听着旬老的吩咐,思彤连忙点头,“旬老放心,奴婢一定会照顾好雪儿姑娘,照顾好太子爷的。”
思彤也是个心思聪慧的,她看得出来,相较而言,旬老明显要在意洛雪更多一些,自然的,思彤回应的时候,就把洛雪的名字放在了千面,如此,旬老的心里或许也能好受些。
果不其然,听着思彤的话,旬老脸上的表情微微舒缓了不少。
洛雪和夜钺不同。
洛雪出身乡野,没有夜钺的那等身份,连带着身边守护的亲人,她也没有夜钺多。现在,多一个人在意洛雪,旬老对洛雪的情况,也就更多放心两分。
虽然旬老自己也清楚,这只是个有些别扭,甚至有些幼稚的小心思,可是他就是如此。
洛雪值得所有人的在意。
心里想着,旬老也不再多逗留,他直接离开,进了小药房。
至于思彤,则进了房里,端妃和护国将军,以及一旁的洛长勇,三个人相互对视了一眼之后,这才轻手蹑脚来的进了房间。他们生怕打扰到夜钺和洛雪,那小心翼翼的模样,就跟做贼似的。进了房之后,他们谁都没有说话,只是看着并排躺在床上的两个人。
两个人都昏睡着,他们又不懂得诊脉,看不出具体的情况来。
不过,他们两个人的脸色都好了不少。
尤其是洛雪,之前洛雪的脸上全是冷汗,没有多少血色,眼神空洞迷离,吓人的厉害。这会儿,她脸上的冷汗散了,虽然脸色依旧苍白,可闭着眼睛的时候,看不出多
少痛苦的模样,反而就像是安静的睡着了,让人瞧着心软。
看了两个人的模样,不过一盏茶的工夫,三个人就退了出去。
“娘娘,你放心吧,他们都会好的。”
出来后,洛长勇率先开口说道,他知道,因为洛雪舍了自己的命去冒险,去救夜钺,这在端妃的心里造成了不小的压力。要不然,端妃也不会跪下来,跟他说之前的那番话。洛长勇虽然是个糙汉子,可心思还是细腻的,他也不想端妃心里太过压抑。

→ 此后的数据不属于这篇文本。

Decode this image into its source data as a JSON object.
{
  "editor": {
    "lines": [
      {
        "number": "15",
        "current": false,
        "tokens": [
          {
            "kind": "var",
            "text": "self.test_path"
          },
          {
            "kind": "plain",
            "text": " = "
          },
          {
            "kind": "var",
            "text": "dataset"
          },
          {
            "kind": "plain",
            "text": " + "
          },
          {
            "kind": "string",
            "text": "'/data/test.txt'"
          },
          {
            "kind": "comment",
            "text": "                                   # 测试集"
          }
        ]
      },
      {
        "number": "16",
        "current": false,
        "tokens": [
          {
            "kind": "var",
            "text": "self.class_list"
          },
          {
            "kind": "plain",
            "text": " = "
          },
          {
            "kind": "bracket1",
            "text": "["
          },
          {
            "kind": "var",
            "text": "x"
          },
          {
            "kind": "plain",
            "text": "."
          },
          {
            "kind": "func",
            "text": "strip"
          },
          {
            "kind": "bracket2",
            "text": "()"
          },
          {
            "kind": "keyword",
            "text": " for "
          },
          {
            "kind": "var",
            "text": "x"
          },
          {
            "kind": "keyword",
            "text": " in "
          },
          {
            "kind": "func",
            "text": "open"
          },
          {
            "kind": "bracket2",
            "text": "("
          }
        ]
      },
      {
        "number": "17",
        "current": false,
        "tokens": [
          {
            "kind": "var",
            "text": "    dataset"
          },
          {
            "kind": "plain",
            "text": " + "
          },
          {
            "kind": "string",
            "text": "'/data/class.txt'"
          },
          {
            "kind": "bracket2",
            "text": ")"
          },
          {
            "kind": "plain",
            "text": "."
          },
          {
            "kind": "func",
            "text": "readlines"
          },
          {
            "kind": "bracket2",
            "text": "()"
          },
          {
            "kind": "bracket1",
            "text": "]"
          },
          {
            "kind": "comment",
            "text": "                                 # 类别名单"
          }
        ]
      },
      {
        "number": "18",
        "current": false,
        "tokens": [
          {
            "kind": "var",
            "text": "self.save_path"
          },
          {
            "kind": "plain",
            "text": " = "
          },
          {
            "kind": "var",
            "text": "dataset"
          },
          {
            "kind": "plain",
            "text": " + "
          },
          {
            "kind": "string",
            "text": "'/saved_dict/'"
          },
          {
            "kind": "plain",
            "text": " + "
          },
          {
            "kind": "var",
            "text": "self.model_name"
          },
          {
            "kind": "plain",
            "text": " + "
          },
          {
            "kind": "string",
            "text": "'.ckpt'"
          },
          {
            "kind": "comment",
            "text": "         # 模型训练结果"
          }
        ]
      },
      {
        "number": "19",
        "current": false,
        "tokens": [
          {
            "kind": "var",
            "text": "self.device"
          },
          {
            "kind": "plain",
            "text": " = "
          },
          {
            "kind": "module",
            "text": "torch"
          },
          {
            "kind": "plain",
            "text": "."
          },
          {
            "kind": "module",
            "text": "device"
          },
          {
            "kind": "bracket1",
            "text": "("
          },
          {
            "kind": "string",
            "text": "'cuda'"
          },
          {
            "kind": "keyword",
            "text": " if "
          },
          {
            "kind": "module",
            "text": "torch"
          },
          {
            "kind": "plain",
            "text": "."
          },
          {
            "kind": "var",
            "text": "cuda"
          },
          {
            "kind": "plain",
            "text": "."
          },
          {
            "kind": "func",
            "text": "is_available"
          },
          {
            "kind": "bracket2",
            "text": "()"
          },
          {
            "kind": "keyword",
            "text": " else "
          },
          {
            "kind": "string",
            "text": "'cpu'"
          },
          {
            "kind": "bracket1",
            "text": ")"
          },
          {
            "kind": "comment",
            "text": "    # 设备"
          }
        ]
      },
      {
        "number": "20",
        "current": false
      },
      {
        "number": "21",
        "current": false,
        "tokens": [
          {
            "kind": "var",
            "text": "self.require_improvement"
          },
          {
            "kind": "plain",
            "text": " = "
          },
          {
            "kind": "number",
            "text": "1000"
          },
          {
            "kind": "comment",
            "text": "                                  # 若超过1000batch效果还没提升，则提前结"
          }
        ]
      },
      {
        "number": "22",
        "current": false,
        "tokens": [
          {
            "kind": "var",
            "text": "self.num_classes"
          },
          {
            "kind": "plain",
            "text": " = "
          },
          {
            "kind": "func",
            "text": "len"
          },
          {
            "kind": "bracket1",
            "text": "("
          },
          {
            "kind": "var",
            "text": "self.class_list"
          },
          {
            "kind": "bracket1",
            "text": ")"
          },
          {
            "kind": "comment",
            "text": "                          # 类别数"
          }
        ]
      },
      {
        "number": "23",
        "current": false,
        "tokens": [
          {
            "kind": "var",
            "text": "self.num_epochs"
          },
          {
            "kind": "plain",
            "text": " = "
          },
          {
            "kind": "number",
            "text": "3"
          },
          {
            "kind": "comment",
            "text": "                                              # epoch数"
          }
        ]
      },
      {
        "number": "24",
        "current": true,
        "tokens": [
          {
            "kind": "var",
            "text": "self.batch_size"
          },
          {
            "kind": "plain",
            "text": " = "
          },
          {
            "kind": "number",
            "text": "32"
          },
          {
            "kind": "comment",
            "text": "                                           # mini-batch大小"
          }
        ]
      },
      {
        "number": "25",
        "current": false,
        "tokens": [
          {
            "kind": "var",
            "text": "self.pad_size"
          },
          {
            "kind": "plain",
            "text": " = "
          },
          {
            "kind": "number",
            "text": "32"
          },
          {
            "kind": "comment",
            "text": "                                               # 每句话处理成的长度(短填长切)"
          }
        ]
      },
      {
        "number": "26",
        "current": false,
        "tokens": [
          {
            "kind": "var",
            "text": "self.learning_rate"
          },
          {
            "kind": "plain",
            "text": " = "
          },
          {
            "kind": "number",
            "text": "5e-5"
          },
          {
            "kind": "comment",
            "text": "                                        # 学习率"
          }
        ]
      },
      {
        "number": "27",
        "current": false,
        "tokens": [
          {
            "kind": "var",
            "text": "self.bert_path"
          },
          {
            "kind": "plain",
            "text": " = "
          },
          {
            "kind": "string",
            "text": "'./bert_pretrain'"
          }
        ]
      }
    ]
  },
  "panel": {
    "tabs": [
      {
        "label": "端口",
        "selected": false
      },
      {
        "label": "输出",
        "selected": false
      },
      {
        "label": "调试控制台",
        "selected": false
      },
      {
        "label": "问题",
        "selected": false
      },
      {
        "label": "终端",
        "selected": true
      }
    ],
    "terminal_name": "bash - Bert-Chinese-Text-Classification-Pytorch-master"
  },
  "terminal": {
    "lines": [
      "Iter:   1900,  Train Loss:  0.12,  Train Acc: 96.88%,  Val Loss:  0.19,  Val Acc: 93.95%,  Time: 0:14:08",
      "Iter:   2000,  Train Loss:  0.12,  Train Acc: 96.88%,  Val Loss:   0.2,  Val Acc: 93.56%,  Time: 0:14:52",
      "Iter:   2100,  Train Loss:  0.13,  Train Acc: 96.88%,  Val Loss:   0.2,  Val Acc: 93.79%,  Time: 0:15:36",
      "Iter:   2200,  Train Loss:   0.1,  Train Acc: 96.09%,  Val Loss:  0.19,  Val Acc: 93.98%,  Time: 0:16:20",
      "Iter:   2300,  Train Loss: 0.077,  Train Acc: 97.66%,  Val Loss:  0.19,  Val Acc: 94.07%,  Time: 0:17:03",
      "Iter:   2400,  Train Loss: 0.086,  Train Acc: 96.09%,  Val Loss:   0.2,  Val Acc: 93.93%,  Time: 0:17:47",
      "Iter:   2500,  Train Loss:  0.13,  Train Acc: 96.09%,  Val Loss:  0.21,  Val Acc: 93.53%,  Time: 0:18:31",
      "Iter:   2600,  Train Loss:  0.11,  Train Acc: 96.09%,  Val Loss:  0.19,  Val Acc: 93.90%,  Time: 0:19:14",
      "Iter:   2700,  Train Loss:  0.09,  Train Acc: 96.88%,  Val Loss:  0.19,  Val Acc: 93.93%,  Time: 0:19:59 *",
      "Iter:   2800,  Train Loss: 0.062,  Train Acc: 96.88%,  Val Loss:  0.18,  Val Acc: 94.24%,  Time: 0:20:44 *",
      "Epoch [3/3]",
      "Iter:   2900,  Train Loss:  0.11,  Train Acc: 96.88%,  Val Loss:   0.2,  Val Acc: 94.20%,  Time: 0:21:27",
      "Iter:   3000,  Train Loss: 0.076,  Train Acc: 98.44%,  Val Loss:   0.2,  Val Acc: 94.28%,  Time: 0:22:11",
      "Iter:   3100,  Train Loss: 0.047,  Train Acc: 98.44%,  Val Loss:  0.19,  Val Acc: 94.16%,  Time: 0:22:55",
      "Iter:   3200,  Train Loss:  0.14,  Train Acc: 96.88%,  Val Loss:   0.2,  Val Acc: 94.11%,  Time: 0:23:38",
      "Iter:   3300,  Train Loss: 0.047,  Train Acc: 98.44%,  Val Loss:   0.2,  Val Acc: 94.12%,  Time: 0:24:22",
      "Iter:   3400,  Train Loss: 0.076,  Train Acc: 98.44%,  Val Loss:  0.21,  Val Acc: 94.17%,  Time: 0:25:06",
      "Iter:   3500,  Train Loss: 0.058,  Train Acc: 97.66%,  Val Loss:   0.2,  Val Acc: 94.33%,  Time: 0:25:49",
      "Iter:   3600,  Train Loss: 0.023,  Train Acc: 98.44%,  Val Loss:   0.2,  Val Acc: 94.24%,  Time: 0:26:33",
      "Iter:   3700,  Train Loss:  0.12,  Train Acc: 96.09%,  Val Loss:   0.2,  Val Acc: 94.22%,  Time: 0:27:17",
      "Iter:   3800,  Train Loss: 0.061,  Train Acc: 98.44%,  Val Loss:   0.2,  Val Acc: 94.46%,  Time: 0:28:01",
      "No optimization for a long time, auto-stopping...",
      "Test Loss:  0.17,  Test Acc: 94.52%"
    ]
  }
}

毕竟,洛雪所做的一切,都是她自己的选择,究其原因,也不过是因为她爱夜钺而已。
这跟其他任何的都没有关系,更不存在什么亏欠不亏欠的。
说多了那些歉疚的话,反而让彼此尴尬。
端妃和护国将军都是睿智机敏的人,洛长勇的话虽然不多,但是,他们都能明白洛长勇的心思。是以,护国将军和端妃都把感激放在了心里,谁都没有再刻意说这样的话。
……
宫中。
护国将军在审问出了夜钺遇刺,与江远侯府有关之后,这些消息也都送到了宫里。甚至于护国将军派去抓到了人后,这些人也被直接送进了宫里。除了江远侯,其他人则全都下了天牢,皇上震怒,没有一点手软的意思。
江远侯宁平被直接带去了乾清宫。
宁平受人辖制,脸色难看的厉害,只是,他的愤怒是装出来的,故意用来遮掩他心头的恐慌用的。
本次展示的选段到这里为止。